Data Loss Prevention

 View Only

The Remote EDM Indexer 

May 02, 2014 01:36 AM

The Remote EDM Indexer is a utility that converts a comma-separated value, or tab-delimited, data file to an Exact Data Matching index. The utility is similar to the local EDM Indexer used by the Enforce Server. However, the Remote EDM Indexer is designed for use on a computer that is not part of the Symantec Data Loss Prevention server configuration.

Using the Remote EDM Indexer to index a data source on a remote machine has the following advantages over using the EDM Indexer on the Enforce Server:

It enables the owner of the data, rather than the Symantec Data Loss Prevention administrator, to index the data.

It shifts the system load that is required for indexing onto another computer. The CPU and RAM on the Enforce Server is reserved for other tasks.

The SQL Preindexer is often used with the Remote EDM Indexer. The SQL Preindexer is used to run SQL queries against SQL databases and pass the resulting data to the Remote EDM Indexer.

About the SQL Preindexer

This chapter describes how to use the SQL Preindexer. The SQL Preindexer utility is always used with the Remote EDM Indexer utility. It is installed in the \Vontu\Protect\bin directory during installation of the Remote EDM Indexer. The SQL Preindexer utility generates an index directly from a SQL database. It processes the database query and then pipes it to the Remote EDM Indexer utility.
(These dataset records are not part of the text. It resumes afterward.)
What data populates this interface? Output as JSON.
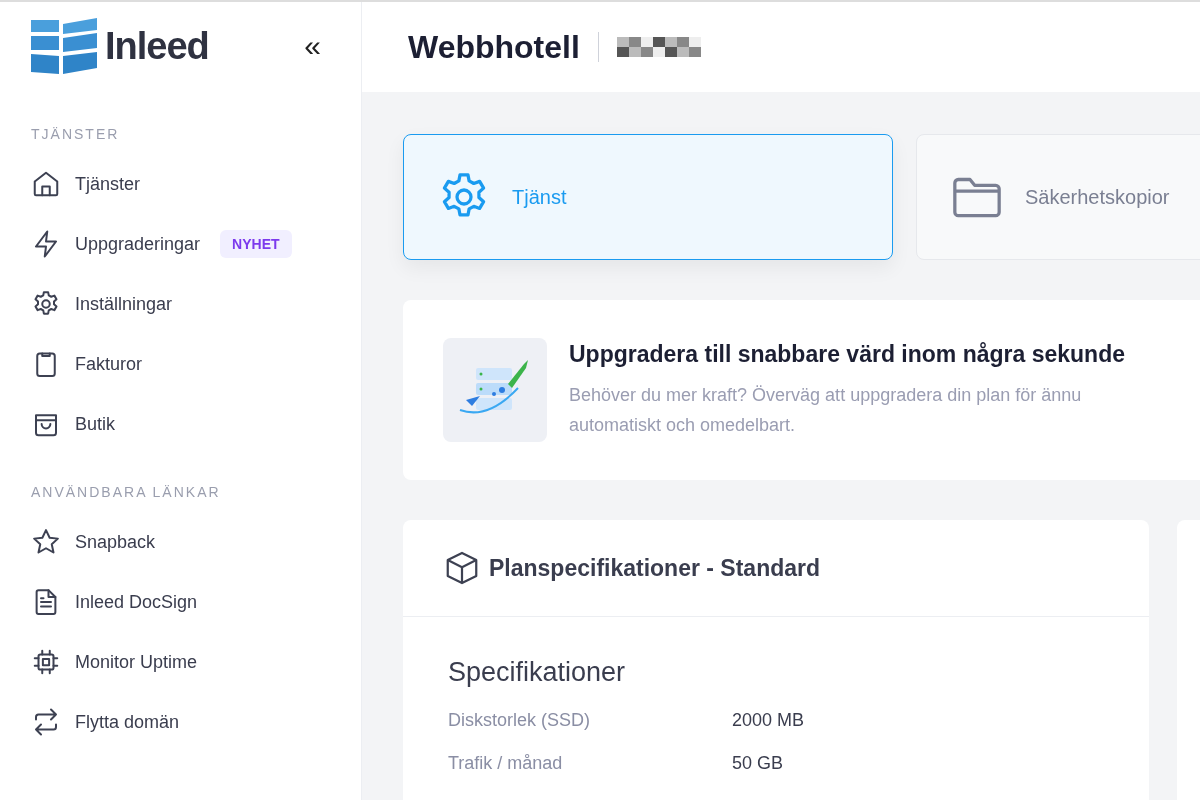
{
  "sidebar": {
    "logo_text": "Inleed",
    "collapse": "«",
    "sections": [
      {
        "title": "TJÄNSTER",
        "items": [
          {
            "label": "Tjänster"
          },
          {
            "label": "Uppgraderingar",
            "badge": "NYHET"
          },
          {
            "label": "Inställningar"
          },
          {
            "label": "Fakturor"
          },
          {
            "label": "Butik"
          }
        ]
      },
      {
        "title": "ANVÄNDBARA LÄNKAR",
        "items": [
          {
            "label": "Snapback"
          },
          {
            "label": "Inleed DocSign"
          },
          {
            "label": "Monitor Uptime"
          },
          {
            "label": "Flytta domän"
          }
        ]
      }
    ]
  },
  "header": {
    "title": "Webbhotell"
  },
  "tabs": [
    {
      "label": "Tjänst",
      "selected": true
    },
    {
      "label": "Säkerhetskopior",
      "selected": false
    }
  ],
  "banner": {
    "title": "Uppgradera till snabbare värd inom några sekunde",
    "text": "Behöver du mer kraft? Överväg att uppgradera din plan för ännu",
    "text_line_2": "automatiskt och omedelbart."
  },
  "plan": {
    "title": "Planspecifikationer - Standard",
    "section": "Specifikationer",
    "rows": [
      {
        "label": "Diskstorlek (SSD)",
        "value": "2000 MB"
      },
      {
        "label": "Trafik / månad",
        "value": "50 GB"
      }
    ]
  }
}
Read the chapter about the Remote EDM Indexer in this guide before running the SQL Preindexer.

The SQL Preindexer runs from the command line. If you are on Linux, change users to the "protect" user before running the SQL Preindexer. (The installation program creates the "protect" user.) The SQL Preindexer only supports Oracle databases.

An example of a command to run the SQL Preindexer follows. The SQL Preindexer runs a SQL query to capture the name and the salary data from the employee data table in the Oracle database. This example shows how to pipe the output of the SQL query to the Remote EDM Indexer. The Remote EDM Indexer indexes the results using the ExportEDMProfile.edm profile. The generated index files are stored in the EDMIndexDirectory folder.
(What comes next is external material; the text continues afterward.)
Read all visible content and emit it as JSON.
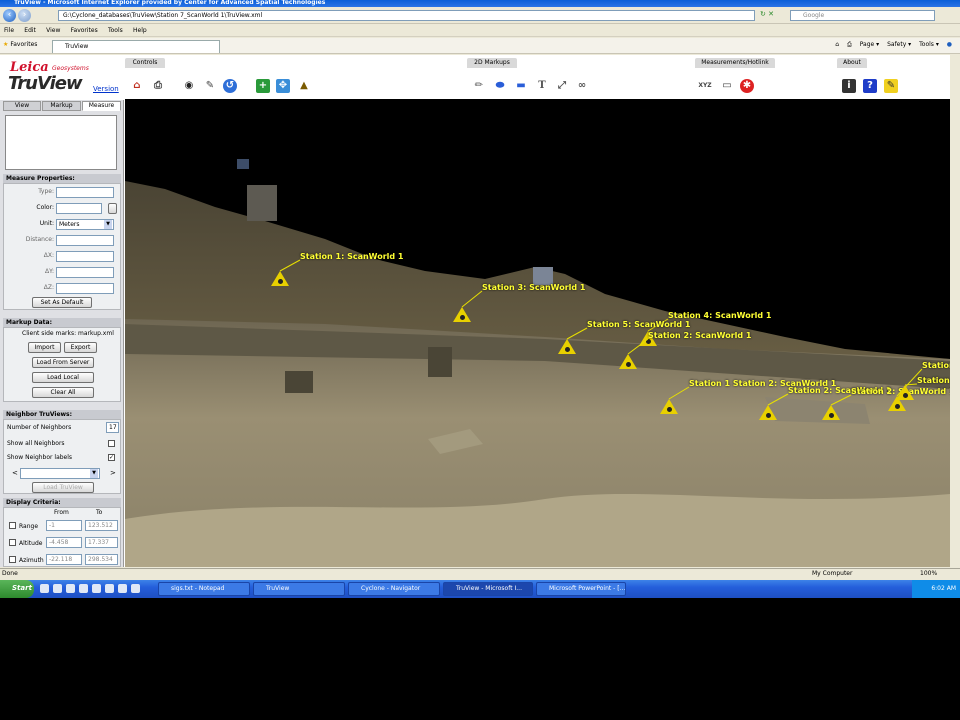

SqlPreindexer -alias=@//myhost:1521/orcl -username=scott -password=tiger -query="SELECT
     name, salary FROM employee" | RemoteEDMIndexer -profile=C:\ExportEDMProfile.edm
     -result=C:\EDMIndexDirectory\Because you pipe the output from the SQL Preindexer to the Remote EDM Indexer, review the section about Remote EDM Indexer command functions and options.

Below are the steps to index a data file on a remote machine and then use the index in Symantec Data Loss Prevention.

Please follow the below procedure steps Steps to use the Remote EDM Indexer
 

Procedure Step 1 : Install the Remote EDM Indexer on a computer that is not part of the Symantec Data Loss Prevention system :

Installing the Remote EDM Indexer :

The Remote EDM Indexer is installed from the same installation program as the other Symantec Data Loss Prevention components. Copy the ProtectInstaller_11.1.exe file to the remote machine where the data that needs to be indexed resides. The Linux version of Symantec Data Loss Prevention has a text-based command console option in the installation program that can be used.

Installing from the command line (for Linux):

The following procedure describes how to install from the command line for Linux.

To install a Remote EDM Indexer

1] Log on as root and copy the ProtectInstaller_11.1.sh file to the /tmp directory on the computer.
2] Change the directory to /tmp by typing:
cd /tmp

3] You may need to change permissions on the file before you can run the file. If so, type:
chmod 775 ProtectInstaller_11.1.sh

4] Once the file permissions have been changed you can run the ProtectInstaller_11.1.sh file, by typing:
./ProtectInstaller_11.1.sh -i console

Once the console mode installation launches, the Introduction step is displayed. For most circumstances, it is recommended to use the defaults during installation whenever possible. Press Enter to proceed to the next step.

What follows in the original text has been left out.